Wednesday, April 27, 2005
Today the grim truth dawned. As certain as the fact that the planet is now firmly on the path of global warming -- I will outlive my hair! Since there is every indication that I (barring being hit by that proverbial truck) will live at least another ten or so years, that will be about 7 years longer than my hair will be with me. By the time I reach the next milestone on this road of life, I should resemble a 5'3" caramel-colored Michael Jordan; a whole lot shorter but just a tad prettier than he. Why did I not know that the hair supply is finite; that there are just so many strands to a customer?

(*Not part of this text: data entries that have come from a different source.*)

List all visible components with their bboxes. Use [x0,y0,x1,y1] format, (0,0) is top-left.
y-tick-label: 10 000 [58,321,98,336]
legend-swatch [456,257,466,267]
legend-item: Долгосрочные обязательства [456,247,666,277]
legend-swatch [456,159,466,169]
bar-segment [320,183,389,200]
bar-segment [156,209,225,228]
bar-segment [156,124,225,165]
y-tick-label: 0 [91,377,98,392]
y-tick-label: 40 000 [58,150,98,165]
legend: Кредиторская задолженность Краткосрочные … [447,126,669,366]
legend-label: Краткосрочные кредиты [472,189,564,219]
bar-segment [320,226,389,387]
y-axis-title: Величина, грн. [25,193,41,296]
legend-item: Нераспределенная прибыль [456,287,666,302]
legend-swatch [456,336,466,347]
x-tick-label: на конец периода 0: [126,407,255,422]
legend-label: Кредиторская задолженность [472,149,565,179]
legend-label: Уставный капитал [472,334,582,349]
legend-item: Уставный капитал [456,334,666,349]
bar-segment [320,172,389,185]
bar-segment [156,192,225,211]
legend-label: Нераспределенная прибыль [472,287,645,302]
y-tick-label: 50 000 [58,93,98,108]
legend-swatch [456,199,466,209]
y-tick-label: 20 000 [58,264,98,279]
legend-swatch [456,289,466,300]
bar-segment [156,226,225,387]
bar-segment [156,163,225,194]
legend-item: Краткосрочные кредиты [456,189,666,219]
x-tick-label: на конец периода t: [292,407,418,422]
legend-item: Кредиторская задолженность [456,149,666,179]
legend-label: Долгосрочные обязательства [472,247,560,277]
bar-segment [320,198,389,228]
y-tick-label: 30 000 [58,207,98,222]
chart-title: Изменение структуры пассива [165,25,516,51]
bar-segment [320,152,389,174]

What with the boomers coming up so fast around us now, shouldn't I be putting some money into wigmaking enterprises? Could make a killing, maybe, but I may not have the smarts to count my winnings by that time ... .
Felt an attack of terminal female vanity rising as I realized that having my crowning glory back sits right up there with my wish for world peace!
...at least that's the way it looks this morning.
But this afternoon I'll join others in a demonstration at the Federal Building in downtown Oakland; in protest of the attempt to eliminate the filibuster and to seat those appalling federal judges in the continuing drive of the Right to take over the country and the world. While there I just might look around and see how many of my contemporaries are hair-challenged and just how they're handling it.
Maybe great hats are the answer. In the immortal words of Stephen Sondheim, "...does anyone still wear a hat?"
Photo: It's occurred to me that -- it matters not at what point in which decade I've been photographed, my hair was simply caught back in a clip at the nape -- with little attempt at being fashionable. There must be a message someplace, but I'm not sure what it is. This was taken in 1974, or thereabouts.